A reportagem é de André Barrocal, publicada por CartaCapital, 12-02-2015.
O embrião do grupo reúne sindicalistas das centrais CUT e CTB, sem-terra, petroleiros, dirigentes do Movimento Passe Livre e do coletivo Fora do Eixo, parlamentares do PT e do PSOL. Em um encontro no fim de janeiro, em São Paulo, traçou-se um diagnóstico bastante pessimista sobre os rumos do governo.
Segundo um dos participantes, existe um incômodo geral com a guinada ortodoxa de Dilma na economia, simbolizada no pacote de restrição de seguro-desemprego e abono salarial e na escolha do ministro da Fazenda, Joaquim Levy, um egresso do sistema financeiro que cairia perfeitamente bem em uma administração de Aécio Neves, o adversário de outubro passado.
Embora o espírito geral do pacote fosse conhecido dos sindicalistas desde a gestão Guido Mantega na Fazenda, o lançamento das medidas foi considerado desastroso – avaliação compartilhada por ao menos um dos ministros do Palácio do Planalto.
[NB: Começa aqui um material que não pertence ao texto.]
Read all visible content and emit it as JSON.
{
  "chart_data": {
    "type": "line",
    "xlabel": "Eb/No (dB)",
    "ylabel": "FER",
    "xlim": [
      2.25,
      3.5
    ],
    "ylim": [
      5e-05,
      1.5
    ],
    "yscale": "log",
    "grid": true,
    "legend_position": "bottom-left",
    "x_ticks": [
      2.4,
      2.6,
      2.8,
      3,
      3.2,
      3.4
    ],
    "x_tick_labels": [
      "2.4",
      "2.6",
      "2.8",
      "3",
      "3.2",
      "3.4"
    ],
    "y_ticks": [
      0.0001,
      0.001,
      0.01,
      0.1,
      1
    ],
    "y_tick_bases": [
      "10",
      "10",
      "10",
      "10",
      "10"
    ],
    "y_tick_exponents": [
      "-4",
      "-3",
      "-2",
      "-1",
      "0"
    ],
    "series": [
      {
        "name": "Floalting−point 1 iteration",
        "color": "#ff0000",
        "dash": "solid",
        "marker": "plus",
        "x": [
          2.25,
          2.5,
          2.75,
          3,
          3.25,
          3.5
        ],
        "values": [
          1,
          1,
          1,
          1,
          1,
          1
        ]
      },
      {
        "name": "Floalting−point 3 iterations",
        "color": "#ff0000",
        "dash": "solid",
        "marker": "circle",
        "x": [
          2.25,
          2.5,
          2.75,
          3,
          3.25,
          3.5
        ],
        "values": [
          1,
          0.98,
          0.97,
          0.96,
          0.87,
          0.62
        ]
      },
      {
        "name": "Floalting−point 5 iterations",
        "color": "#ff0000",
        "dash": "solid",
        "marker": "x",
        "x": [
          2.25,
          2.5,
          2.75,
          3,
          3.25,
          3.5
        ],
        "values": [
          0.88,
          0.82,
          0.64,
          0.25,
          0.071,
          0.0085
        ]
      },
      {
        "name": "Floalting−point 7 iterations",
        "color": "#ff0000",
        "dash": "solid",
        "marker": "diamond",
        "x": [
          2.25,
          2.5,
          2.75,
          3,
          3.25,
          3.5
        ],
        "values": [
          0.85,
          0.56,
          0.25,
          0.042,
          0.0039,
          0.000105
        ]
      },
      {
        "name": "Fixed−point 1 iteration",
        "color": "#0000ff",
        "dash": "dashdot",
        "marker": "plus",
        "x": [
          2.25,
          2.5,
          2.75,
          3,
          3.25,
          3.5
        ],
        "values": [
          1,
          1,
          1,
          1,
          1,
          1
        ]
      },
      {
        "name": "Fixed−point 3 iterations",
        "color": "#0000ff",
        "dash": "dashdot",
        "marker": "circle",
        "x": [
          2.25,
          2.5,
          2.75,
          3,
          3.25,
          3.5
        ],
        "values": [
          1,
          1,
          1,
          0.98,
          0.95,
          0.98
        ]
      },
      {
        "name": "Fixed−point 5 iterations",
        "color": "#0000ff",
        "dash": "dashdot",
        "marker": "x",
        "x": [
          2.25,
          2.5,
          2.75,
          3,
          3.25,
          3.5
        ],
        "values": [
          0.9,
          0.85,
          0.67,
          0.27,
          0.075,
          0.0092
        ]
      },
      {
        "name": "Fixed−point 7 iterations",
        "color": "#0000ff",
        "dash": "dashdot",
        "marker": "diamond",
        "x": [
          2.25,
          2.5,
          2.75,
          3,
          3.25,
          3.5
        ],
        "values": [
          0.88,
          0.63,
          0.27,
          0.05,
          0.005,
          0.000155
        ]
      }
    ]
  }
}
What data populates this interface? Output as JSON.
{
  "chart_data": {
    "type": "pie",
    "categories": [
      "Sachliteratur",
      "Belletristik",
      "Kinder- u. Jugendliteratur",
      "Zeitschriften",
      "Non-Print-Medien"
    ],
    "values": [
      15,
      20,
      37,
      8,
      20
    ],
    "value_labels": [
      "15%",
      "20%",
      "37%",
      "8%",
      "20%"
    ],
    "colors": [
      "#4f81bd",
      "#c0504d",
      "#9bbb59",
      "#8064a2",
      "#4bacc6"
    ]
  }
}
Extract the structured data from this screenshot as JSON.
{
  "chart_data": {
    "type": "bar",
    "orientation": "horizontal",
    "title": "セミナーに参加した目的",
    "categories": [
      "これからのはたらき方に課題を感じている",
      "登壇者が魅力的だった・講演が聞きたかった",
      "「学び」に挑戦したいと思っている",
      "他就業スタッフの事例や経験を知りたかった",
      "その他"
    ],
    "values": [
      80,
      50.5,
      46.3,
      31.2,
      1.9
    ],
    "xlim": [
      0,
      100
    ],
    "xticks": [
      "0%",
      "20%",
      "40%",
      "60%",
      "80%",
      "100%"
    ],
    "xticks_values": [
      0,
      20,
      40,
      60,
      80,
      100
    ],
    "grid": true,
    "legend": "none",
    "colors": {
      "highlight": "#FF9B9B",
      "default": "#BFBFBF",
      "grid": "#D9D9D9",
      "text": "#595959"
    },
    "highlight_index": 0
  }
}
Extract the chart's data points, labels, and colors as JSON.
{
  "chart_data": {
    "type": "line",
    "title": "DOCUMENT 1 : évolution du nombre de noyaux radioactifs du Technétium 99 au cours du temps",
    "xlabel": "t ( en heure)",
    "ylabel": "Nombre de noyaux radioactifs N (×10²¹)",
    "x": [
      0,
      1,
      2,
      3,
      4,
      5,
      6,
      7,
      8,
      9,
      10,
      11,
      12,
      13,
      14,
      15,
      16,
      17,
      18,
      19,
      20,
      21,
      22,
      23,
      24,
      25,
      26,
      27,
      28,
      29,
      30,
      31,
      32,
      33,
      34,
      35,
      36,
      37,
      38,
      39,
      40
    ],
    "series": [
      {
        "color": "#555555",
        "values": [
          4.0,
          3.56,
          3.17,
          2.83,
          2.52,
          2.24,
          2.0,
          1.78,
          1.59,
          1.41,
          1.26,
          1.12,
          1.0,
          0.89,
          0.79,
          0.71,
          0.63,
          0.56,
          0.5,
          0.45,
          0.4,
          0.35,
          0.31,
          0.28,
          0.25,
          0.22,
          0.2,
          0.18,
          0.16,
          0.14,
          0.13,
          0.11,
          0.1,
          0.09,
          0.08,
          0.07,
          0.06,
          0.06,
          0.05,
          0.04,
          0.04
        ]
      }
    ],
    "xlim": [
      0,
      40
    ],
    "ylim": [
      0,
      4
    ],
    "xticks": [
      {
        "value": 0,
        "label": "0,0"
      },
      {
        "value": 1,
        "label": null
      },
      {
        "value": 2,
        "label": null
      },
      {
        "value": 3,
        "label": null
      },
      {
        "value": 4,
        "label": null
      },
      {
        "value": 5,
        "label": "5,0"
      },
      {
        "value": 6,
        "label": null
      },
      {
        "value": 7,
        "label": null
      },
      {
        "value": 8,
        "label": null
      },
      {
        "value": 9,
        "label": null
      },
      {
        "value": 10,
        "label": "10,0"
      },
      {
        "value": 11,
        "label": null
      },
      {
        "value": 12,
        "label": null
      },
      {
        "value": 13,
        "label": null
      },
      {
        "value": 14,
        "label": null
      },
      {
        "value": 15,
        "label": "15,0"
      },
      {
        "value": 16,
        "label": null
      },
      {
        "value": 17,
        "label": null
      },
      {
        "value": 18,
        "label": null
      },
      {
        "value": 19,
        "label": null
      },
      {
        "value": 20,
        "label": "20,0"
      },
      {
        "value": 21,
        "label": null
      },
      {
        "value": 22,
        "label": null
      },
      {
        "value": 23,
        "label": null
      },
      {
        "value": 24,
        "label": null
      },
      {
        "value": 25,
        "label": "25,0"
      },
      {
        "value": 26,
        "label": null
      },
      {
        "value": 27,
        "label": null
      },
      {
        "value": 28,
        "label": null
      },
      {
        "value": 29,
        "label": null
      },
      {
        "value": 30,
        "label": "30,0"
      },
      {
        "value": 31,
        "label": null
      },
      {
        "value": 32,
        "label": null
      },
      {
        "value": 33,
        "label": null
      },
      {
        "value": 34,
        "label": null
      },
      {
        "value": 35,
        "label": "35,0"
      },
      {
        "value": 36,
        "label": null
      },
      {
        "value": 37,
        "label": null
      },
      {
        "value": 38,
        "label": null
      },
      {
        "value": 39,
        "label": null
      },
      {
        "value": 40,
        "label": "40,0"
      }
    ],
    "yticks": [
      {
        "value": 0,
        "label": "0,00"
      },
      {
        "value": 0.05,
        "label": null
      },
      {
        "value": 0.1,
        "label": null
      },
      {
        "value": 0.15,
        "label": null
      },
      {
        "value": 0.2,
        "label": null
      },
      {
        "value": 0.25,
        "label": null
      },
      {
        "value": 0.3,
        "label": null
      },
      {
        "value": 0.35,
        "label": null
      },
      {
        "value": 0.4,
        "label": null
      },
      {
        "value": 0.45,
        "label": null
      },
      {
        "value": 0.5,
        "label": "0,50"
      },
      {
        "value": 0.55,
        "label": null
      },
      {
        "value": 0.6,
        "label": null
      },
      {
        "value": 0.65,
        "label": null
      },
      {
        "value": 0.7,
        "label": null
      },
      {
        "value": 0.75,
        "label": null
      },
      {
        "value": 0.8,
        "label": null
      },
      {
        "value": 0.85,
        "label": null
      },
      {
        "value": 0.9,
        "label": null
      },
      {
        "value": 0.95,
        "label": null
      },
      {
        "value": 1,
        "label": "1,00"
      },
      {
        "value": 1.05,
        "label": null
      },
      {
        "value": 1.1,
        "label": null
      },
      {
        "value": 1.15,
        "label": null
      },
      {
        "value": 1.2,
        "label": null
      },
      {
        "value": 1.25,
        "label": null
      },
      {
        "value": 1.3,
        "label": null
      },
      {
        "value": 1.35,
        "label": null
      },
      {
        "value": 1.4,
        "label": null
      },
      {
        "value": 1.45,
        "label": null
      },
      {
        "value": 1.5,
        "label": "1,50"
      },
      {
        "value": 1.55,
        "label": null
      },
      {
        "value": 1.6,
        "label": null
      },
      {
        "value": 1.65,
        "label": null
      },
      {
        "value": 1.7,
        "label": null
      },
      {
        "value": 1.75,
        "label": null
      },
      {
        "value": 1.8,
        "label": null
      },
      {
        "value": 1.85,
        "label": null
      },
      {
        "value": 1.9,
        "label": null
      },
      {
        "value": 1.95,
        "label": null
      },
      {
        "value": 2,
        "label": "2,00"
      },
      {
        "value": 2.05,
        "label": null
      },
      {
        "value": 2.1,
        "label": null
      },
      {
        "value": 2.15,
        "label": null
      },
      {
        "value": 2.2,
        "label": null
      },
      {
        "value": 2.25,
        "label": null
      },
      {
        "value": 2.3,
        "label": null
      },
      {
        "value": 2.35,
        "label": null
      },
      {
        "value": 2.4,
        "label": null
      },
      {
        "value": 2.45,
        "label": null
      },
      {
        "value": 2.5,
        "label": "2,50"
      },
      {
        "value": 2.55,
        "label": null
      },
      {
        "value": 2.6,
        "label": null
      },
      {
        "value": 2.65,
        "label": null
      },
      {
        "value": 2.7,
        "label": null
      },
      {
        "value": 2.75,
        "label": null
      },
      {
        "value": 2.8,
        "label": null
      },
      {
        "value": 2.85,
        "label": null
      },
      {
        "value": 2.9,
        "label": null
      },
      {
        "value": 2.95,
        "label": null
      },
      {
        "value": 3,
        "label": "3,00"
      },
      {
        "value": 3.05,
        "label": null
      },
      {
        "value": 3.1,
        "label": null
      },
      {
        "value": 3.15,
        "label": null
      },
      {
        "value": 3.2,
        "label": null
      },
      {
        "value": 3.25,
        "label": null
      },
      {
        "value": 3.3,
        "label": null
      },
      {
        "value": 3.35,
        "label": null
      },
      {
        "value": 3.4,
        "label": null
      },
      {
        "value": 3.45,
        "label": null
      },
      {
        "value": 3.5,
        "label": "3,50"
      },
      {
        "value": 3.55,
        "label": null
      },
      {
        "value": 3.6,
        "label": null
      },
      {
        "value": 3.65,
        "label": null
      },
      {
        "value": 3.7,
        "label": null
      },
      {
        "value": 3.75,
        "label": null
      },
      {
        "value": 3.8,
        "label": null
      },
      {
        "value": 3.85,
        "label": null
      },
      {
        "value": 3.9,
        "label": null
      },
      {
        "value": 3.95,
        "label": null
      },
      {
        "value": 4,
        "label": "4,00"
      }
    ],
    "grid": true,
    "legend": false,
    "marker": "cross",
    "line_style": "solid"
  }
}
Não houve negociação prévia com as centrais, e agora seus líderes estão numa sinuca. Se aceitarem o que foi imposto pelo governo, correm o risco de desmoralização perante as bases. Sobretudo porque a Força Sindical, sob forte influência do deputado federal oposicionista Paulinho da Força, está firme na resistência.
Na reunião em São Paulo, conta o mesmo participante, uma das vozes mais “incendiárias” contra a inflexão conservadora na economia era de um representante da direção do PT. O desconforto no partido com a situação é latente, apesar de o ex-presidente Lula andar dizendo que a sucessora tomou medidas necessárias. Em meados de janeiro, a fundação ligada ao PT Perseu Abramo, que promove estudos, divulgou um boletim interno com críticas às medidas de austeridade. O risco de “aprofundarem as tendências recessivas da economia nacional não é desprezível”, dizia o texto.
O mau humor no embrião da frente de esquerda é preocupante para o governo, por revelar-se em um momento de fragilidade política de Dilma. A presidenta tem hoje um inimigo no comando da Câmara dos Deputados, Eduardo Cunha, baixa popularidade, conforme recente pesquisa Datafolha, e poucos aliados fiéis até no PT. Se a oposição decidir desfraldar a bandeira do impeachment, ideia que começa a ser defendida por lideranças do PSDB, é improvável que haja militância disposta a ir às ruas. Ao contrário do havido com Lula nos tempos do “mensalão”.
O momento parece tão delicado, que o embrião da frente de esquerda resolveu fazer reuniões a cada dois meses para examinar a evolução do quadro político. O governo está a par da situação. Recebe informes a respeito. Principal interlocutor do Planalto perante os movimentos sociais, o secretário-geral da Presidência, Miguel Rossetto, acredita que o governo ainda conta com respaldo destes grupos. “Podemos ter diferenças pontuais, mas fazemos parte de um mesmo projeto”, diz.
De qualquer forma, o cenário é realmente preocupante para Dilma, sobretudo após a divulgação do levantamento Datafolha a mostrar o governo com uma reprovação recorde (44%) e uma presidenta com imagem de indecisa, falsa e desonesta. Uma incrível reversão de números bem mais favoráveis a Dilma há apenas três meses, quando ela disputava a reeleição.
Na campanha, a presidenta usava e abusava de propaganda na tevê, entrevistas e discursos, armas em falta nos últimos tempos. Mas não é a única explicação para seu ibope ter despencado. “Dilma tinha melhores conselheiros na eleição”, afirma o cientista político Fabiano Santos, coordenador do Núcleo de Estudos sobre o Congresso da Universidade Estadual do Rio de Janeiro.
Um destes conselheiros é o ex-presidente Lula. Dilma anda afastada dele. Ouviu o antecessor algumas vezes em novembro, quando quebrava a cabeça para escolher seu ministro da Fazenda, e só. Em apuros, resolveu procurá-lo. Iria a São Paulo na quinta-feira 12, para encontrá-lo.